Blague à part, le pirate est tellement fier d'user de l'argument ad hominem qu'il a joui partout en découvrant que je citais, de mémoire, le contenu d'une émission de radio dans un de mes articles, soi-disant sans en indiquer l'auteur :
Et il réitère, fier de sa trouvaille :

Le fait que l'émission de radio soit payée par les impôts des citoyens romands(ce qui explique sa gratuité apparente), que cette émission soit disponible gratuitement sur le site de la RTS, que je mettais dans mon article le lien jusqu'à l'émission, où vous trouviez sans peine le nom des intervenants et des animateurs, non, le pirate n'en tient pas compte. Et lorsqu'on lui fait remarquer l'absurdité de comparer les deux situations, étant entendu que l'auteur est cité :


…C'est donc à moi de me prémunir contre l'idiotie et le dilettantisme de mes lecteurs ? C'est pas gagné. Comme le pirate en question donnait dans l'argument ad hominem, à savoir regarder quelles entorses je au droit d'auteur je commettais, et qu'en outre il était pas foutu de lire plus de trois lignes de mes articles,  j'estimais que le débat ne valait plus la peine. Ma moralité personnelle n'y a rien à voir. Le débat sur ce qui est juste n'a pas à être mené par des anges pour être valide. Confondre les propos et l'auteur, c'est donc bien un argument ad hominem, ça faisait trop de sophismes pour moi.
Le fait est que des gens travaillent, et que d'autres profitent de leur travail et ne reversent rien en retour. Et comme le dit Boulet :

Métaphore à géométrie variable.

J'avais parlé de la difficulté d'user de métaphores dans ce débat, difficulté résumée par Gally dans le "point boulangerie" :


J'en causais déjà ici, si l'on m'autorise à me citer sans honte :

Toute métaphore fait abstraction d'éléments parfois essentiels avant de poser un signe "égal" entre deux choses. D'où son côté généralement inadéquat dans une argumentation. On voit souvent les adeptes du piratage disqualifier les accusations qui leur tombent dessus (principalement contrefaçon et vol) en arguant la différence de support.
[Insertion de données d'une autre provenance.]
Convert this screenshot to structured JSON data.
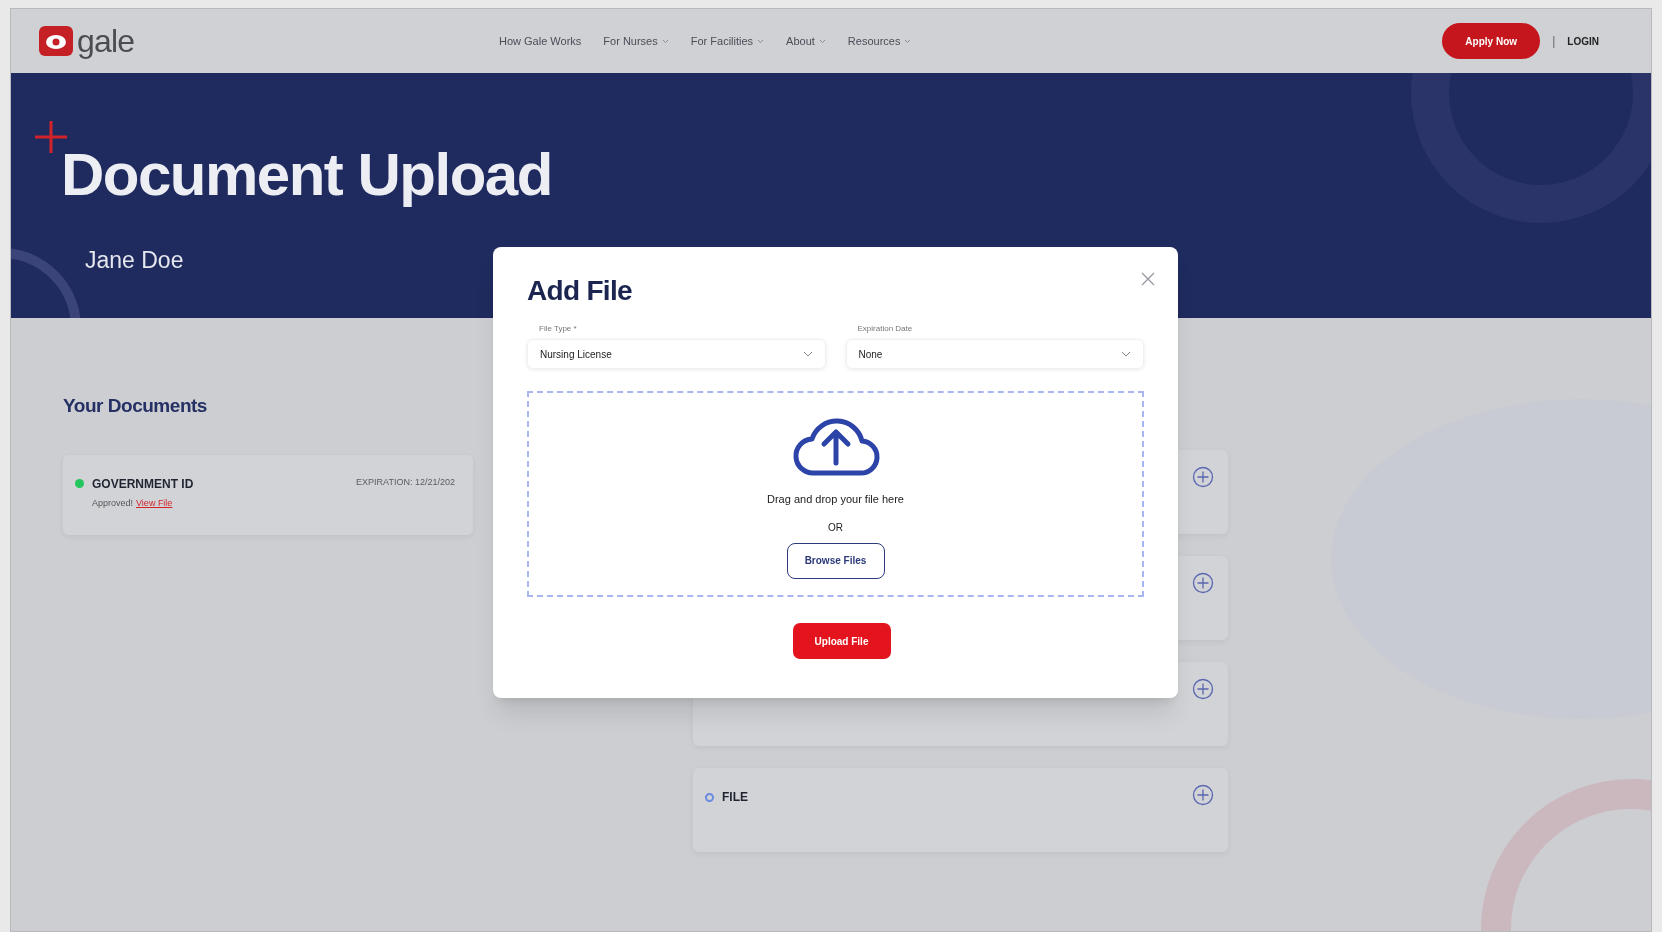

Qu'il est ridicule de parler de baguette de pain dans ce monde informatisé ! "En téléchargeant, je n'ai rien détruit ou soustrait, je n'ai fait que multiplier une œuvre", peut-on lire ici ou là. Argument des biens non-rivaux, évoqué également dans la vidéo de l'Ermite Moderne sur la fermeture de Megaupload. Le pirate n'a aucune peine en général à dire que le changement de support change absolument tout, en arguant toutefois que le piratage c'est
  • "la même chose qu'enregistrer un film à la télé"
  • "la même chose qu'emprunter un livre à la bibliothèque"
  • "la même chose qu'enregistrer une cassette à la radio"
  • "la même chose qu'acheter des trucs d'occasion, qui ont déjà rapporté de l'argent à l'auteur et n'en rapportent plus"
Alors que non, c'est pas la même échelle, il faut pousser loin pour croire que prêter un CD à un ami c'est la même chose que mettre un single à disposition de millions d'inconnus.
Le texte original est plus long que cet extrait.